You can view the exterior angle of a polygon by extending one of the sides of a polygon and looking at the angle between the extension and its adjacent side. All polygons follow a rule that the sum of their exterior angles will equal 360 degrees. (Although you could draw two exterior angles at each of the polygon's vertices, this rule applies by taking the sum of only one exterior angle per vertex.) This rule is important in that it helps to determine other aspects of the polygon, such as the measurements of each external angle, each internal angle, and the number of sides the polygon has.

The angles of a regular polygon are equivalent, and their sides are as well. The sum of the exterior angles of a regular polygon will always equal 360 degrees. To find the value of a given exterior angle of a regular polygon, simply divide 360 by the number of sides or angles that the polygon has. For example, an eight-sided regular polygon, an octagon, has exterior angles that are 45 degrees each, because 360/8 = 45.
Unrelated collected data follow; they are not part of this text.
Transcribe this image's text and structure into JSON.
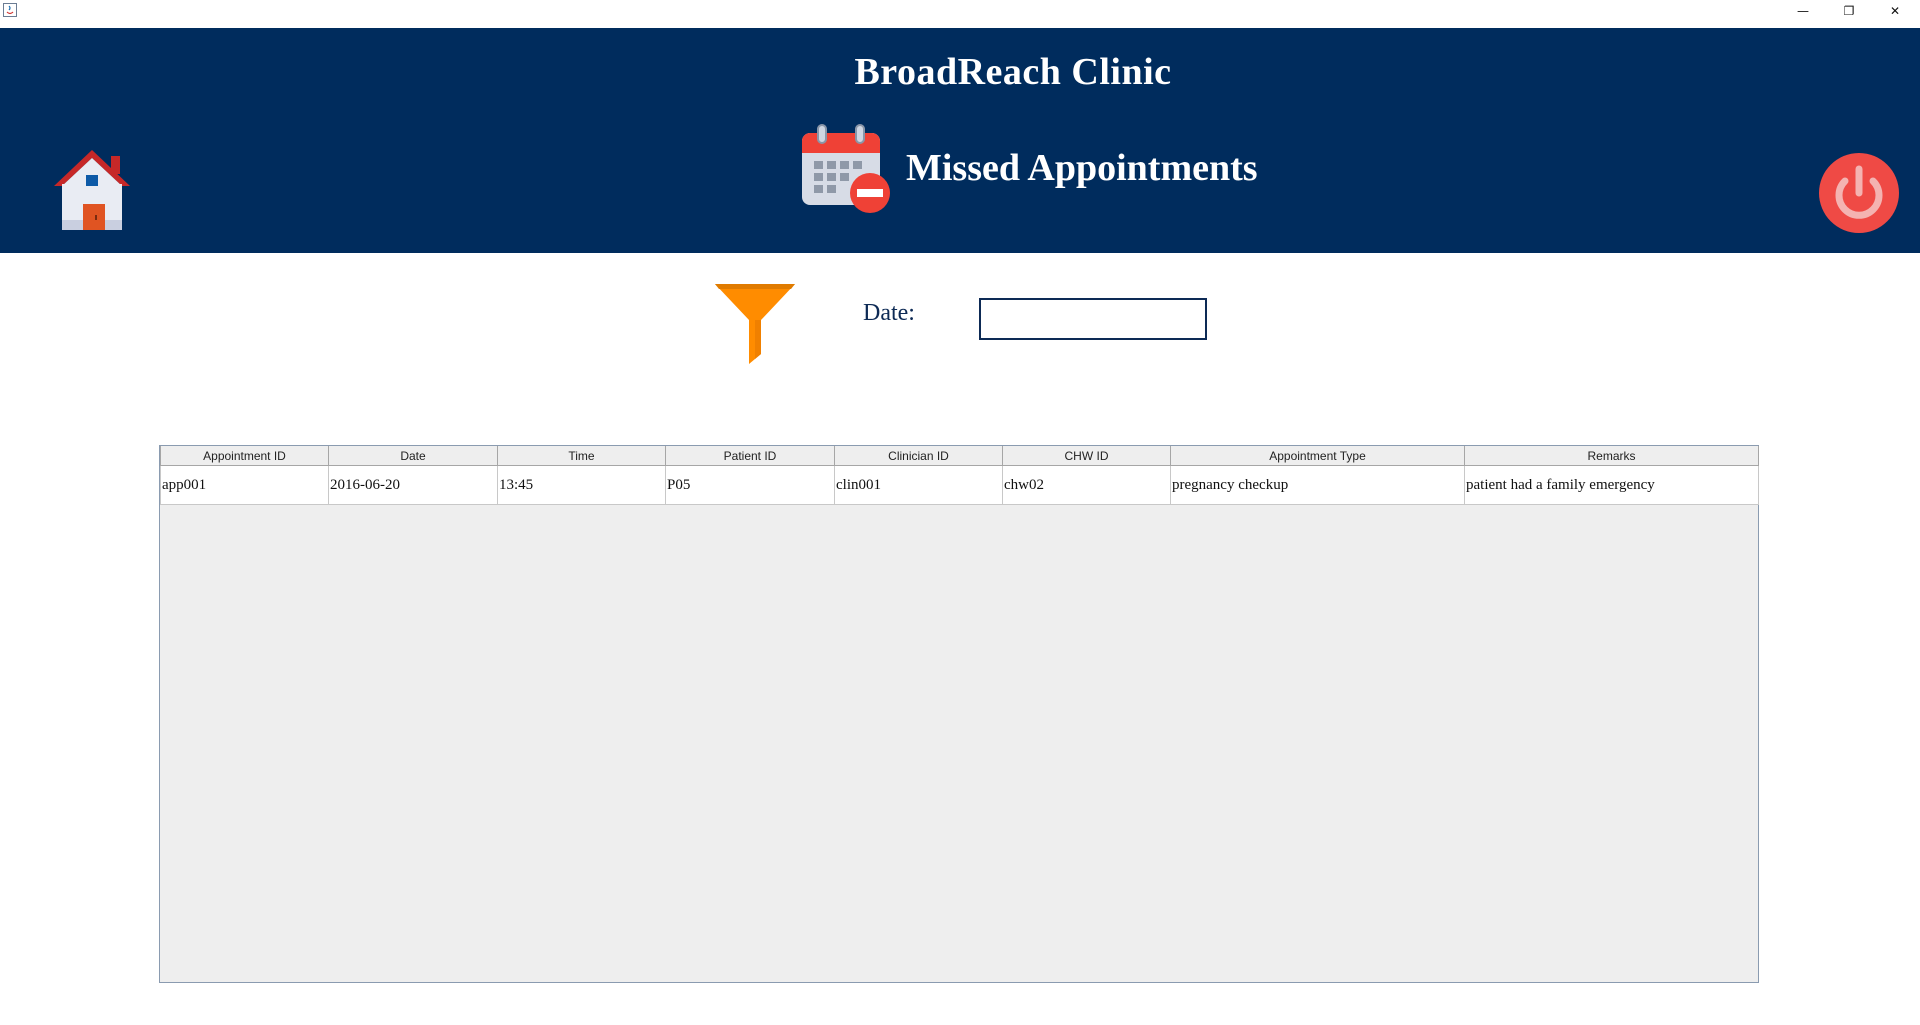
{
  "window": {
    "minimize_glyph": "—",
    "restore_glyph": "❐",
    "close_glyph": "✕"
  },
  "header": {
    "clinic_name": "BroadReach Clinic",
    "page_title": "Missed Appointments",
    "background_color": "#002c5d",
    "icons": [
      "home-icon",
      "calendar-remove-icon",
      "power-icon"
    ]
  },
  "filter": {
    "icon": "funnel-icon",
    "date_label": "Date:",
    "date_value": "",
    "date_placeholder": ""
  },
  "table": {
    "columns": [
      "Appointment ID",
      "Date",
      "Time",
      "Patient ID",
      "Clinician ID",
      "CHW ID",
      "Appointment Type",
      "Remarks"
    ],
    "rows": [
      [
        "app001",
        "2016-06-20",
        "13:45",
        "P05",
        "clin001",
        "chw02",
        "pregnancy checkup",
        "patient had a family emergency"
      ]
    ]
  }
}
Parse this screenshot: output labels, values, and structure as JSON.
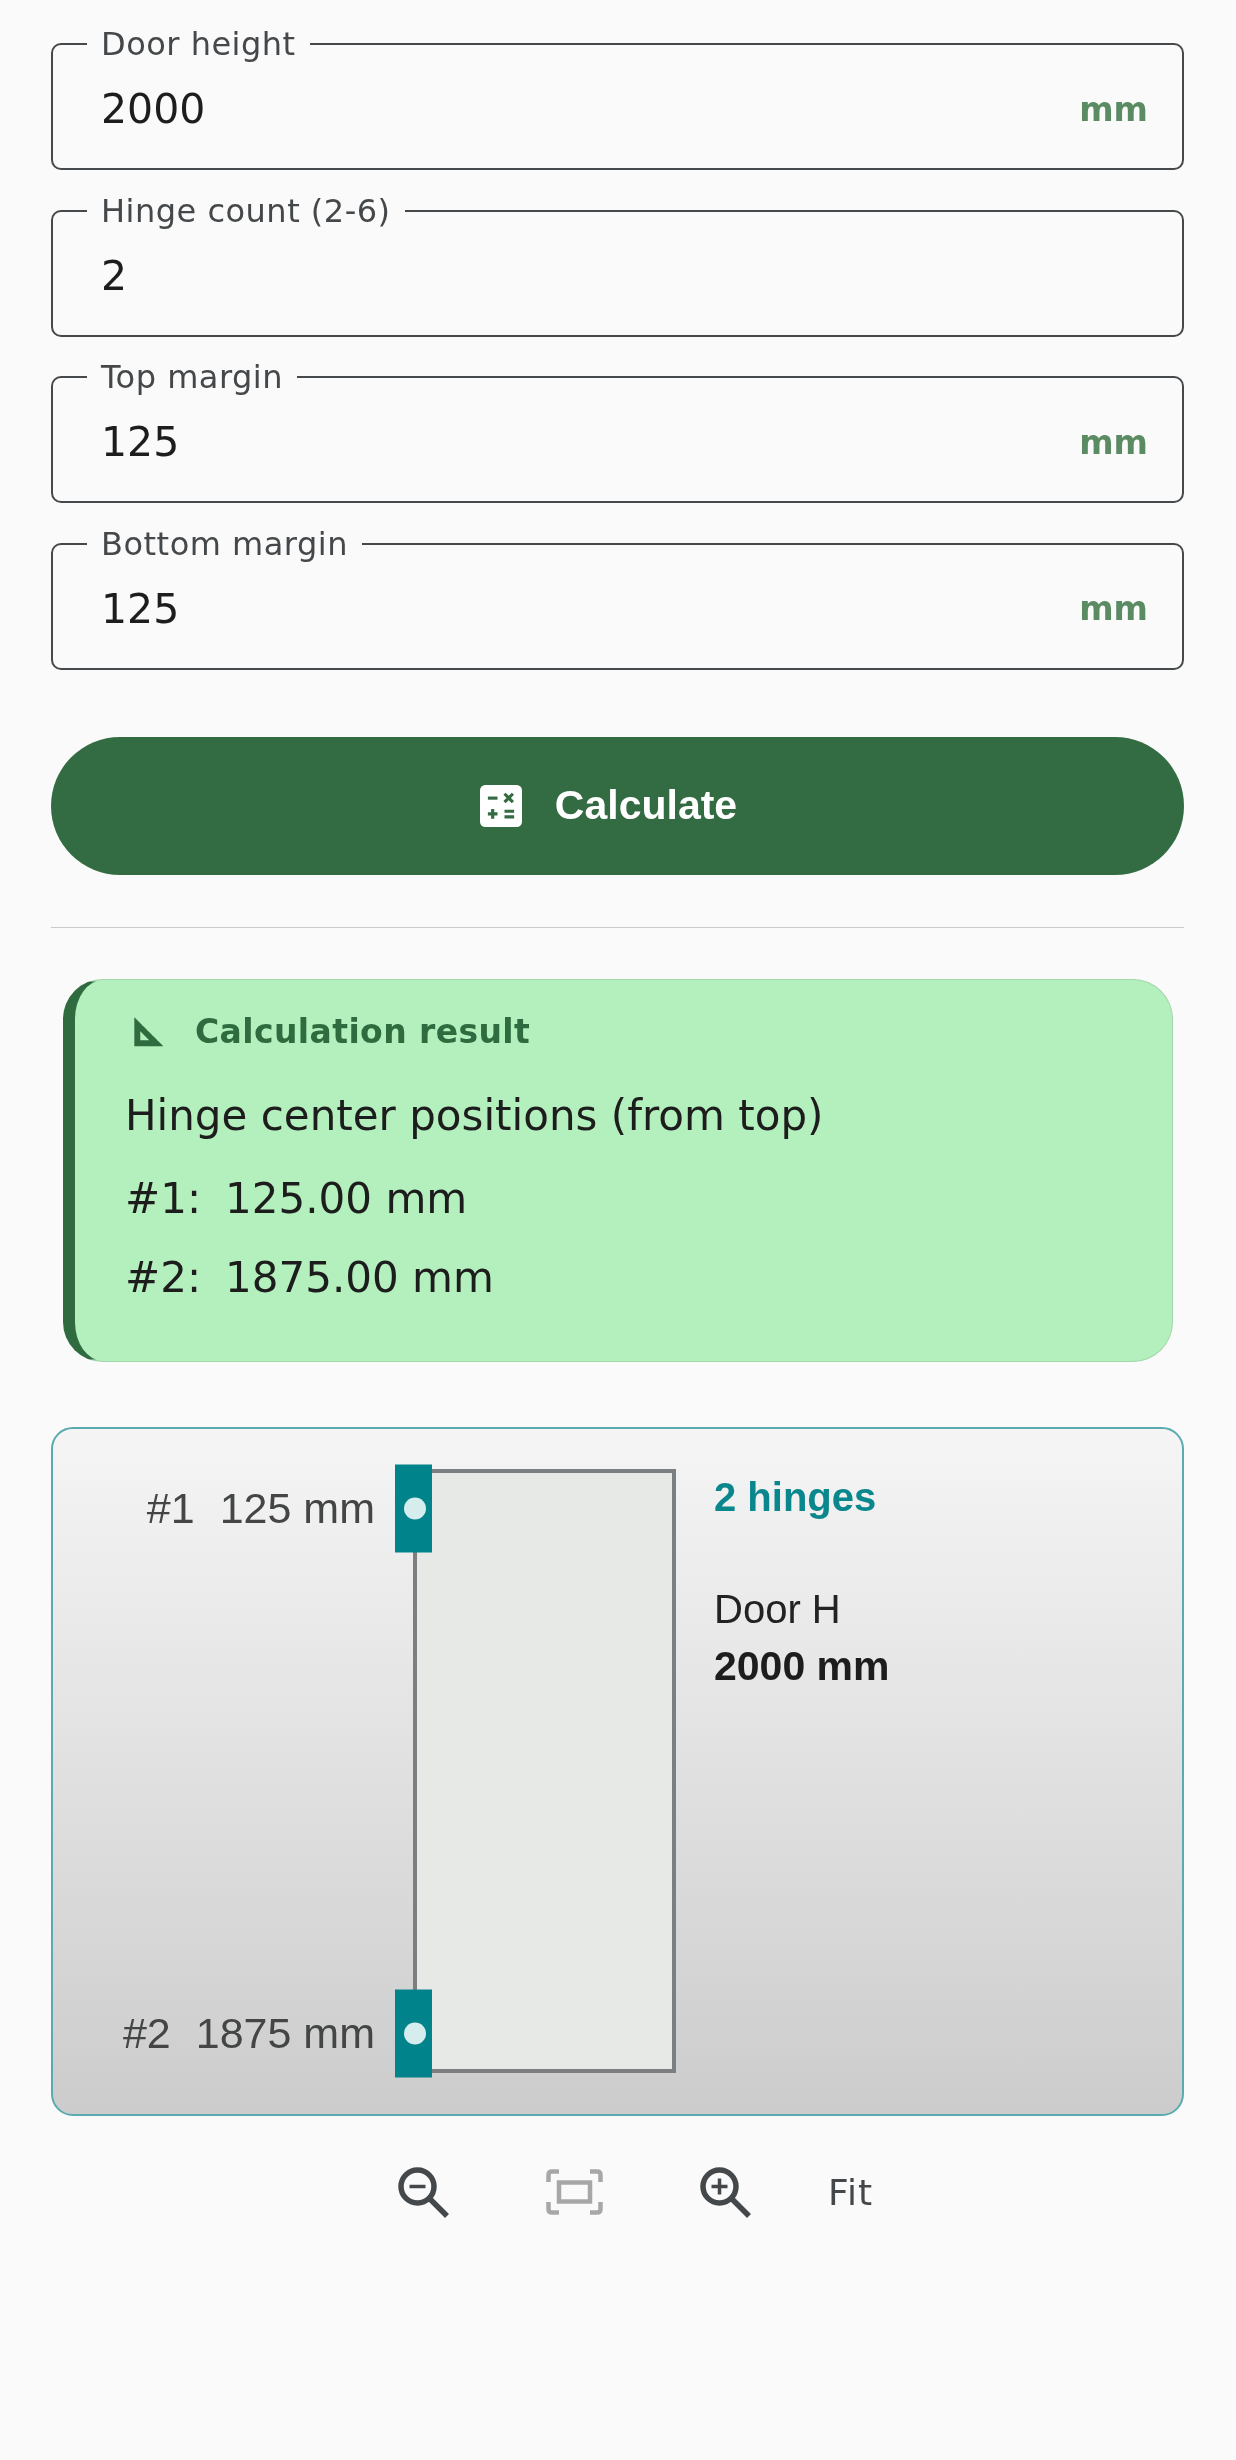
{
  "form": {
    "fields": [
      {
        "label": "Door height",
        "value": "2000",
        "suffix": "mm"
      },
      {
        "label": "Hinge count (2-6)",
        "value": "2"
      },
      {
        "label": "Top margin",
        "value": "125",
        "suffix": "mm"
      },
      {
        "label": "Bottom margin",
        "value": "125",
        "suffix": "mm"
      }
    ]
  },
  "calculate_button": {
    "label": "Calculate"
  },
  "result": {
    "title": "Calculation result",
    "subtitle": "Hinge center positions (from top)",
    "positions": [
      {
        "label": "#1:",
        "value": "125.00 mm"
      },
      {
        "label": "#2:",
        "value": "1875.00 mm"
      }
    ]
  },
  "diagram": {
    "hinges": [
      {
        "label": "#1",
        "distance": "125 mm"
      },
      {
        "label": "#2",
        "distance": "1875 mm"
      }
    ],
    "summary": "2 hinges",
    "door_label": "Door H",
    "door_height": "2000 mm"
  },
  "zoom_controls": {
    "buttons": [
      {
        "kind": "zoom-out",
        "disabled": false
      },
      {
        "kind": "fit-screen",
        "disabled": true
      },
      {
        "kind": "zoom-in",
        "disabled": false
      }
    ],
    "fit_label": "Fit"
  }
}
The sum of the exterior angles of an irregular polygon also equals 360 degrees, even though the angles are not equivalent. Because irregular polygons have interior angles with different measurements, however, each exterior angle may have a different measurement as well. To find the measurement of an exterior angle, simply take the corresponding interior angle and subtract it from 180. Since the interior and exterior angle together add up to a straight line, their values should equal 180 degrees.

In order to check that you have determined the right value for the exterior angles, you can add up all of the exterior angles for a given polygon to find their sum. If the sum is 360, you have identified all of the exterior angles correctly and accurately calculated their value.

If you know the value of an exterior angle of a regular polygon, you can easily find the number of sides that the polygon has as well. To do this, you would keep in mind that 360 divided by the number of sides of the polygon would result in the value of the exterior angle. Therefore, through the rule of cross multiplication, 360 divided by the value of one exterior angle would result in the number of sides of the polygon as well.